Permanecían de pie viendo entrar a ese tren que arrastraba un solo vagón. Cuando el tren se detuvo y lo vieron descender como el último pasajero que había viajado, quedaron sorprendidos, porque hacía muchísimo tiempo que no ocurría que alguien retornara al pueblo tan rápidamente. Respondió a los saludos, afirmando que todo había ido bien en la Capital, que se había divertido en la fiesta de casamiento y luego les dijo que estaba agotado y que prefería ir a descansar a su casa.

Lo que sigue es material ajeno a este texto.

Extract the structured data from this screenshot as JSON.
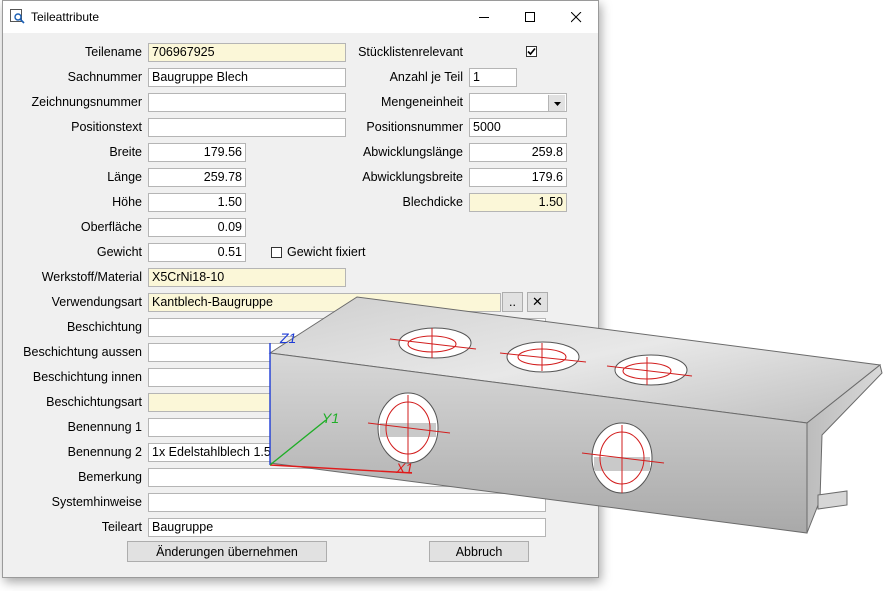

Esa soledad, a la cual en parte su mente la buscó con cobardía, esa soledad perdía ahora todo equívoco e iba alcanzar su punto extremo. La fría oscuridad del dormitorio lo oprimía y la incitación de eliminar esa angustia que martirizaba su espíritu se acrecentaba cada vez más y más, hasta que finalmente tomó una decisión terminal e irreversible. Sentado en la cama, el espejo de la cómoda fue reflejando el brillo del arma en el lento movimiento de ascenso de su mano, el lento apoyo del arma en su sien... y al fin, resueltamente, apretó el gatillo.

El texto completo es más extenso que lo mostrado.